Last November, to bolster his prediction, Brander hosted a tasting of nine different producers from both Happy Canyon and the Los Olivos District, inviting me and both long-established estates—like Buttonwood and Gainey—and newer producers like Tanner Dafoe and Baehner Fournier. As we sipped from bottles new and aged—not to mention brown-bagged bottles that turned out to be from Napa and Bordeaux, France—the conversation focused a lot on whether Cab should include an herbaceous influence or not.

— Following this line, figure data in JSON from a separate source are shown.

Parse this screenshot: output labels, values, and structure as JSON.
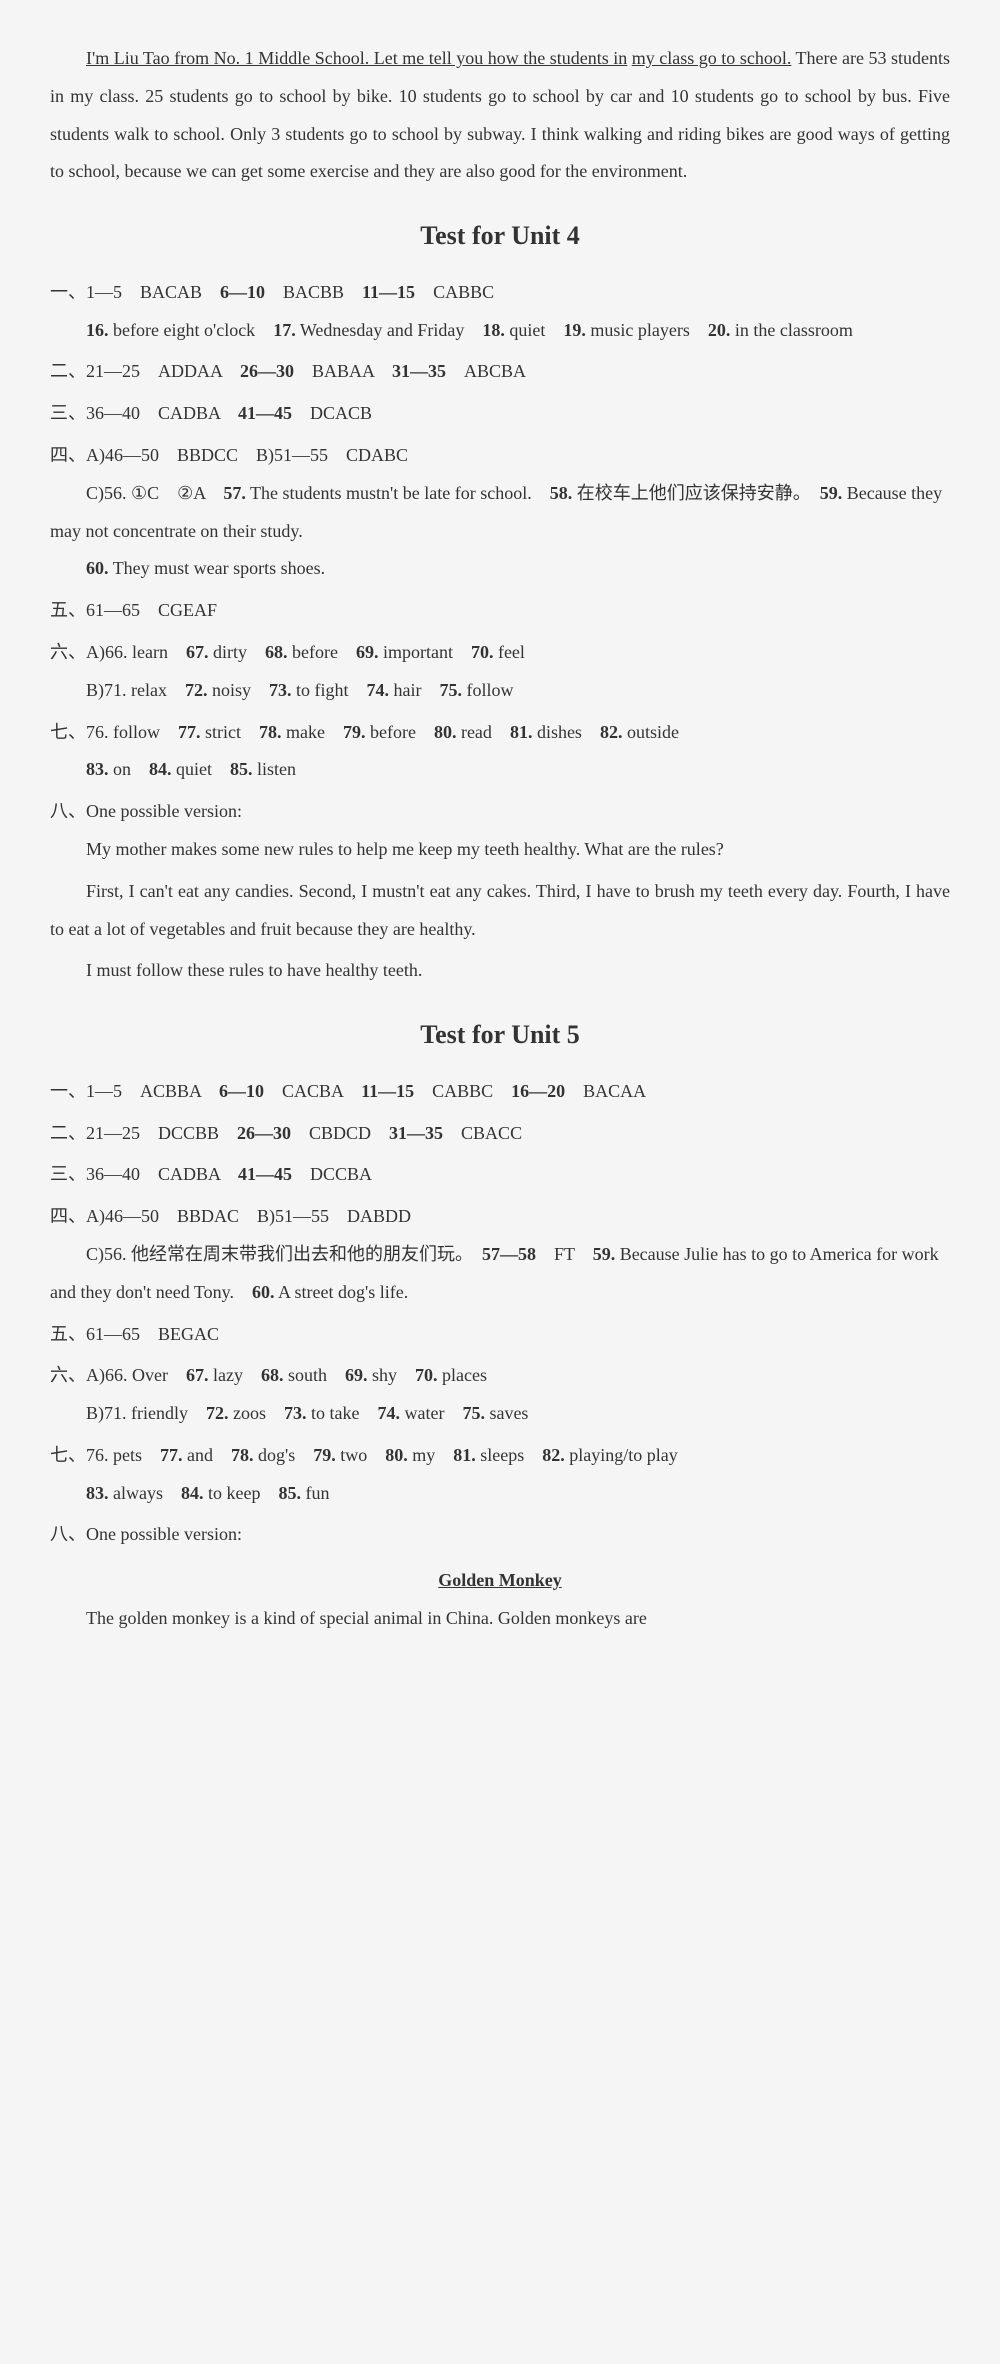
{
  "colors": {
    "text": "#333333",
    "bg": "#f5f5f5"
  },
  "intro": {
    "underlined1": "I'm Liu Tao from No. 1 Middle School. Let me tell you how the students in",
    "underlined2": "my class go to school.",
    "rest": " There are 53 students in my class. 25 students go to school by bike. 10 students go to school by car and 10 students go to school by bus. Five students walk to school. Only 3 students go to school by subway. I think walking and riding bikes are good ways of getting to school, because we can get some exercise and they are also good for the environment."
  },
  "unit4": {
    "title": "Test for Unit 4",
    "s1": {
      "range1": "一、1—5",
      "a1": "BACAB",
      "range2": "6—10",
      "a2": "BACBB",
      "range3": "11—15",
      "a3": "CABBC",
      "n16": "16.",
      "v16": "before eight o'clock",
      "n17": "17.",
      "v17": "Wednesday and Friday",
      "n18": "18.",
      "v18": "quiet",
      "n19": "19.",
      "v19": "music players",
      "n20": "20.",
      "v20": "in the classroom"
    },
    "s2": {
      "label": "二、21—25",
      "a1": "ADDAA",
      "r2": "26—30",
      "a2": "BABAA",
      "r3": "31—35",
      "a3": "ABCBA"
    },
    "s3": {
      "label": "三、36—40",
      "a1": "CADBA",
      "r2": "41—45",
      "a2": "DCACB"
    },
    "s4": {
      "labelA": "四、A)46—50",
      "aA": "BBDCC",
      "labelB": "B)51—55",
      "aB": "CDABC",
      "cLabel": "C)56.",
      "c56a": "①C",
      "c56b": "②A",
      "n57": "57.",
      "v57": "The students mustn't be late for school.",
      "n58": "58.",
      "v58": "在校车上他们应该保持安静。",
      "n59": "59.",
      "v59": "Because they may not concentrate on their study.",
      "n60": "60.",
      "v60": "They must wear sports shoes."
    },
    "s5": {
      "label": "五、61—65",
      "a": "CGEAF"
    },
    "s6": {
      "labelA": "六、A)66.",
      "v66": "learn",
      "n67": "67.",
      "v67": "dirty",
      "n68": "68.",
      "v68": "before",
      "n69": "69.",
      "v69": "important",
      "n70": "70.",
      "v70": "feel",
      "labelB": "B)71.",
      "v71": "relax",
      "n72": "72.",
      "v72": "noisy",
      "n73": "73.",
      "v73": "to fight",
      "n74": "74.",
      "v74": "hair",
      "n75": "75.",
      "v75": "follow"
    },
    "s7": {
      "label": "七、76.",
      "v76": "follow",
      "n77": "77.",
      "v77": "strict",
      "n78": "78.",
      "v78": "make",
      "n79": "79.",
      "v79": "before",
      "n80": "80.",
      "v80": "read",
      "n81": "81.",
      "v81": "dishes",
      "n82": "82.",
      "v82": "outside",
      "n83": "83.",
      "v83": "on",
      "n84": "84.",
      "v84": "quiet",
      "n85": "85.",
      "v85": "listen"
    },
    "s8": {
      "label": "八、One possible version:",
      "p1": "My mother makes some new rules to help me keep my teeth healthy. What are the rules?",
      "p2": "First, I can't eat any candies. Second, I mustn't eat any cakes. Third, I have to brush my teeth every day. Fourth, I have to eat a lot of vegetables and fruit because they are healthy.",
      "p3": "I must follow these rules to have healthy teeth."
    }
  },
  "unit5": {
    "title": "Test for Unit 5",
    "s1": {
      "label": "一、1—5",
      "a1": "ACBBA",
      "r2": "6—10",
      "a2": "CACBA",
      "r3": "11—15",
      "a3": "CABBC",
      "r4": "16—20",
      "a4": "BACAA"
    },
    "s2": {
      "label": "二、21—25",
      "a1": "DCCBB",
      "r2": "26—30",
      "a2": "CBDCD",
      "r3": "31—35",
      "a3": "CBACC"
    },
    "s3": {
      "label": "三、36—40",
      "a1": "CADBA",
      "r2": "41—45",
      "a2": "DCCBA"
    },
    "s4": {
      "labelA": "四、A)46—50",
      "aA": "BBDAC",
      "labelB": "B)51—55",
      "aB": "DABDD",
      "cLabel": "C)56.",
      "v56": "他经常在周末带我们出去和他的朋友们玩。",
      "n5758": "57—58",
      "v5758": "FT",
      "n59": "59.",
      "v59": "Because Julie has to go to America for work and they don't need Tony.",
      "n60": "60.",
      "v60": "A street dog's life."
    },
    "s5": {
      "label": "五、61—65",
      "a": "BEGAC"
    },
    "s6": {
      "labelA": "六、A)66.",
      "v66": "Over",
      "n67": "67.",
      "v67": "lazy",
      "n68": "68.",
      "v68": "south",
      "n69": "69.",
      "v69": "shy",
      "n70": "70.",
      "v70": "places",
      "labelB": "B)71.",
      "v71": "friendly",
      "n72": "72.",
      "v72": "zoos",
      "n73": "73.",
      "v73": "to take",
      "n74": "74.",
      "v74": "water",
      "n75": "75.",
      "v75": "saves"
    },
    "s7": {
      "label": "七、76.",
      "v76": "pets",
      "n77": "77.",
      "v77": "and",
      "n78": "78.",
      "v78": "dog's",
      "n79": "79.",
      "v79": "two",
      "n80": "80.",
      "v80": "my",
      "n81": "81.",
      "v81": "sleeps",
      "n82": "82.",
      "v82": "playing/to play",
      "n83": "83.",
      "v83": "always",
      "n84": "84.",
      "v84": "to keep",
      "n85": "85.",
      "v85": "fun"
    },
    "s8": {
      "label": "八、One possible version:",
      "subtitle": "Golden Monkey",
      "p1": "The golden monkey is a kind of special animal in China. Golden monkeys are"
    }
  }
}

OLYMPUS DIGITAL CAMERABrander and most everyone at the table believed that, as in Bordeaux proper, there should be a touch of that character, a result of organic compounds known as pyrazines. “In my book, it’s one of those things that you want a little bit of,” said Brander. “The classic Bordeaux wines have pyrazines. But you have to have control. It’s a positive so long as it’s controlled.”

In tune with that appreciation, many winemakers present that day lamented that the modern consumer’s quest for ripe, jammy wines has rid many Cabernets of this elegant component. “We’ve moved away from the classic Napa vintages of the 1960s, ‘70s, and even the ‘80s,” said Brander. “They went to a riper style and obliterated the pyrazines.”

Most agreed that it will be quite some time for the everyday consumer to turn to Santa Barbara for Cab, but Brander is already seeing the shift, especially in places like New York City, where wine drinkers are open to exploration. “Educated markets are taking a second look at Santa Barbara Cabernet,” he explained. And now, thanks to the Los Olivos District, there’s a brand new lens for focusing on this promising category.